Africa’s leading auction house, Strauss & Co will host their first official London private sale and loan exhibition dedicated to Alexis Preller in March.

  • Public Exhibition Devoted to ‘Missing Modernist’ Alexis Preller
  • Special Loans and Works of Art for Private Sale on view at Cromwell Place in March
  • Timed to Coincide with London Surrealist Sales and Growing Interest in Missing Modernists from Africa 

To be staged at Cromwell Place and open to the public from 5 to 10 March, the show comes hot on the heels of the artist’s retrospective at the Norval Foundation. 

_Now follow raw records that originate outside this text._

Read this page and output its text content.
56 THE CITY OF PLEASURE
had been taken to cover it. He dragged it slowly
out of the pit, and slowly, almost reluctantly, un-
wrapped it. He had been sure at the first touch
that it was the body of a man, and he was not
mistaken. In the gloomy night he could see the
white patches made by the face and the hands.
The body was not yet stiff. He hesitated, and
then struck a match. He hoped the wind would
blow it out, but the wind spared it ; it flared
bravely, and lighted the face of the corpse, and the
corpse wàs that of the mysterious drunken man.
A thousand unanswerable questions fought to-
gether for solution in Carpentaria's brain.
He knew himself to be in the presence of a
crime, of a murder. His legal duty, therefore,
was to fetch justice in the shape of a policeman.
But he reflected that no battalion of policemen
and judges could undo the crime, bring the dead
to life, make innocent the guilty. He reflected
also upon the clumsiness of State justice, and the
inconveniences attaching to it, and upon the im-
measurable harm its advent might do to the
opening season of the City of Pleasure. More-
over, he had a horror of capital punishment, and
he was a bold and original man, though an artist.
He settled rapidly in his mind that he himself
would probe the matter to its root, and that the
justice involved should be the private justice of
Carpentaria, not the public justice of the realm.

It is the first time works by Alexis Preller will be celebrated in London, even though the South African artist was at the Westminster Art school in London graduating in 1934. 

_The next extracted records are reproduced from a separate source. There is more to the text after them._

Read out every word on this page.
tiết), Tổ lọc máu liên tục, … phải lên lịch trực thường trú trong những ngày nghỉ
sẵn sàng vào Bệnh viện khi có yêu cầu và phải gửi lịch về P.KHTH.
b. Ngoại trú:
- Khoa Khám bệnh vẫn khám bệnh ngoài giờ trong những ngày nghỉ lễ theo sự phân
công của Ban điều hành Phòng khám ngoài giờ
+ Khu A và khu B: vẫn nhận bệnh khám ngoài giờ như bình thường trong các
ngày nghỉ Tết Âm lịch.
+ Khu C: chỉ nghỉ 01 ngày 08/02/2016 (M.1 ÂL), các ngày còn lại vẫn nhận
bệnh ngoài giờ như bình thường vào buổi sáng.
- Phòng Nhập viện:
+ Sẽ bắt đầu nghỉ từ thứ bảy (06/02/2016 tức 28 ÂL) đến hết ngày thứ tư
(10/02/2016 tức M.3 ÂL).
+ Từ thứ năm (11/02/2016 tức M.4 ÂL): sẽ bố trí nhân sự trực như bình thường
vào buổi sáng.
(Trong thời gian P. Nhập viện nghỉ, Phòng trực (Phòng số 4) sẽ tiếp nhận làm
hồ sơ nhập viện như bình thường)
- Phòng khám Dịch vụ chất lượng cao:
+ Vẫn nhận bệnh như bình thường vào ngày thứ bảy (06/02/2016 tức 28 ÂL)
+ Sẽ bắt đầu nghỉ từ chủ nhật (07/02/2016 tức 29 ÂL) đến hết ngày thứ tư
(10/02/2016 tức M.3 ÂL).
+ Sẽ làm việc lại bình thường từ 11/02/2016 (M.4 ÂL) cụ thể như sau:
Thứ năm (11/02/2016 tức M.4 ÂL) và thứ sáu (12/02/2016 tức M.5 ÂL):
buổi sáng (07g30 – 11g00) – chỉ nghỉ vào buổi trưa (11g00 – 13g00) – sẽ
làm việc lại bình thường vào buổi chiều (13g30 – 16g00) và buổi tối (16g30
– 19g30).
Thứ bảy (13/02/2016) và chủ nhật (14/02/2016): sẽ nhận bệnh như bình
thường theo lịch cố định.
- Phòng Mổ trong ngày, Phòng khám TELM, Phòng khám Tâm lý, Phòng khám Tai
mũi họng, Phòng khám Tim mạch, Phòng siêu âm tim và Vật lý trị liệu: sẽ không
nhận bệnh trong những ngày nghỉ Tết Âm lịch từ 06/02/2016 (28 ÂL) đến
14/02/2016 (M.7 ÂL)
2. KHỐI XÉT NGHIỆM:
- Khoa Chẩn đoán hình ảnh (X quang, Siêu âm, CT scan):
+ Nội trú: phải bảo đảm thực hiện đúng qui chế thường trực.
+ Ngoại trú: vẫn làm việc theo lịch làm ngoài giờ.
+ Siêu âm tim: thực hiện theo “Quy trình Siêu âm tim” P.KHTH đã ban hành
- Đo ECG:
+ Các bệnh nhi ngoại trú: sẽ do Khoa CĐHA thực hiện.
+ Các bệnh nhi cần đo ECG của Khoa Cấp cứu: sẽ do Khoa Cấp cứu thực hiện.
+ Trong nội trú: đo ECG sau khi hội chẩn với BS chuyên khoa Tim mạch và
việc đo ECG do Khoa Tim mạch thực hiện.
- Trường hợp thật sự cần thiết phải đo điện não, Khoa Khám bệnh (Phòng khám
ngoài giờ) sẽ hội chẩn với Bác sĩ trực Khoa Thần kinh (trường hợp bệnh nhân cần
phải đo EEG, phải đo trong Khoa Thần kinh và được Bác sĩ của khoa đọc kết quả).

Kate Fellens, Strauss & Co’s, Senior Business Development Specialist has recently relocated to London and pledges to continue their work in better showcasing artists often neglected outside Africa. “As collectors increasingly look to broaden their acquisitions, Strauss & Co continues to offer great works of art from Africa at tempting prices,” Kate Fellens commented. “Due to the turbulent history of South Africa and across the Continent during the late 19th and early 20th centuries, there are many ‘Missing Modernists’ whose work has not had the attention they deserve. It is with great excitement that we welcome Dr. Alastair Meredith, Strauss & Co Head of Art Department & Senior Specialist in March who will share great insights about this Surrealist-inspired artist’s work. The price range of the available works in the exhibition will start at £30 000.

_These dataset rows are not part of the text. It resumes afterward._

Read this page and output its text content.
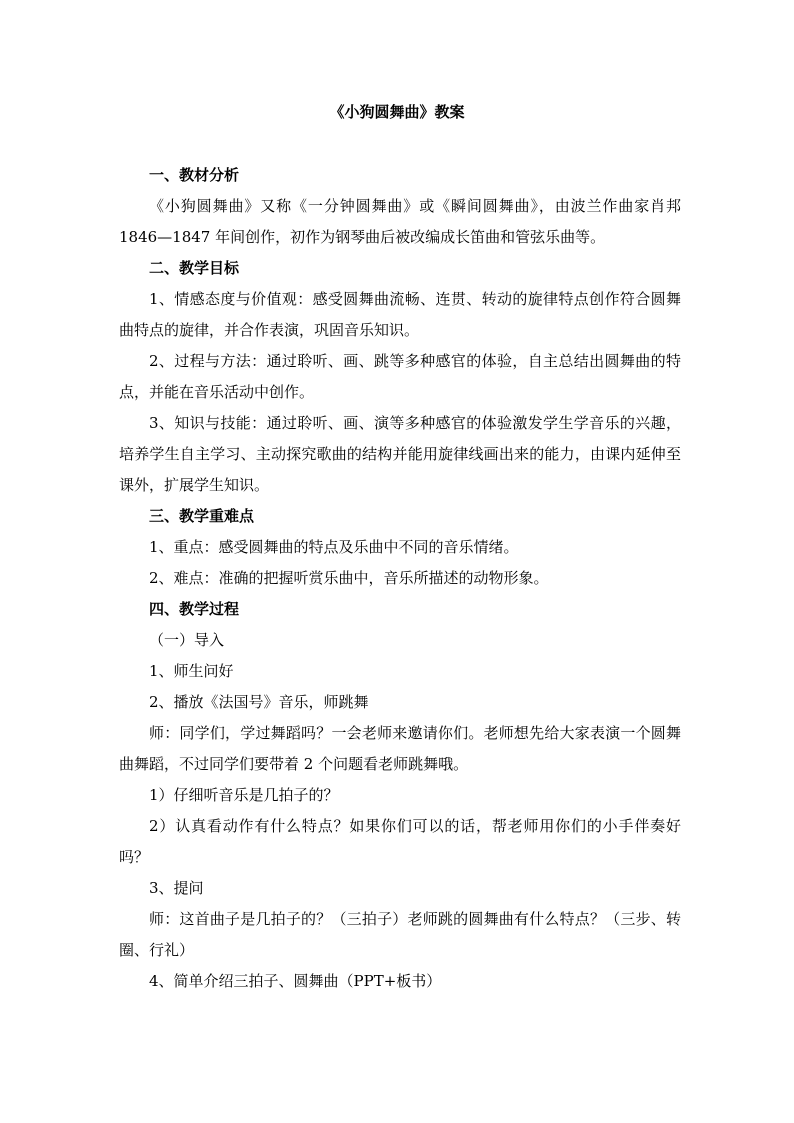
《小狗圆舞曲》教案

一、教材分析

《小狗圆舞曲》又称《一分钟圆舞曲》或《瞬间圆舞曲》，由波兰作曲家肖邦 1846—1847 年间创作，初作为钢琴曲后被改编成长笛曲和管弦乐曲等。

二、教学目标

1、情感态度与价值观：感受圆舞曲流畅、连贯、转动的旋律特点创作符合圆舞曲特点的旋律，并合作表演，巩固音乐知识。

2、过程与方法：通过聆听、画、跳等多种感官的体验，自主总结出圆舞曲的特点，并能在音乐活动中创作。

3、知识与技能：通过聆听、画、演等多种感官的体验激发学生学音乐的兴趣，培养学生自主学习、主动探究歌曲的结构并能用旋律线画出来的能力，由课内延伸至课外，扩展学生知识。

三、教学重难点

1、重点：感受圆舞曲的特点及乐曲中不同的音乐情绪。

2、难点：准确的把握听赏乐曲中，音乐所描述的动物形象。

四、教学过程

（一）导入

1、师生问好

2、播放《法国号》音乐，师跳舞

师：同学们，学过舞蹈吗？一会老师来邀请你们。老师想先给大家表演一个圆舞曲舞蹈，不过同学们要带着 2 个问题看老师跳舞哦。

1）仔细听音乐是几拍子的？

2）认真看动作有什么特点？如果你们可以的话，帮老师用你们的小手伴奏好吗？

3、提问

师：这首曲子是几拍子的？（三拍子）老师跳的圆舞曲有什么特点？（三步、转圈、行礼）

4、简单介绍三拍子、圆舞曲（PPT+板书）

Alexis Preller (1911 – 1975) was a mid-century South African painter. Born in Pretoria, he attended Pretoria Boys High School. After completing school, Preller worked as a clerk before persuading his family to allow him to seek a future as an artist. In 1934 he set off for London where he met JH Pierneef, who advised him to enroll at Westminster School of Art. Returning to Pretoria, he held his first exhibition in 1935. In 1937 he went to Paris and studied art at Grande Chaumiere, under Othon Frieze.

Over four decades he developed a beautiful and highly personal iconography drawn from Sub-Saharan African motifs and culture, early Renaissance imagery, and the hieratic traditions of Greece and Egypt,” says Dr. Alastair Meredith. “At various points his painting style relied on gentle Post-Impressionism, linear precision, and broad abstraction. His colour combinations were typically off-key and memorable.” 

While he worked in relative isolation on the outskirts of Pretoria, he was widely travelled and abreast with European modernism. He might have had no official links to the Surrealist movement, but many of his meticulously recreated visions and dreamscapes have obvious Surrealist counterparts.

In 1954 he settled on a farm near Hartebeespoortdam, designed by his friend Norman Eaton. In his last years the artist became increasingly open about his sexuality and was asked by the South African government to sit on its committee reporting on the welfare of homosexuals.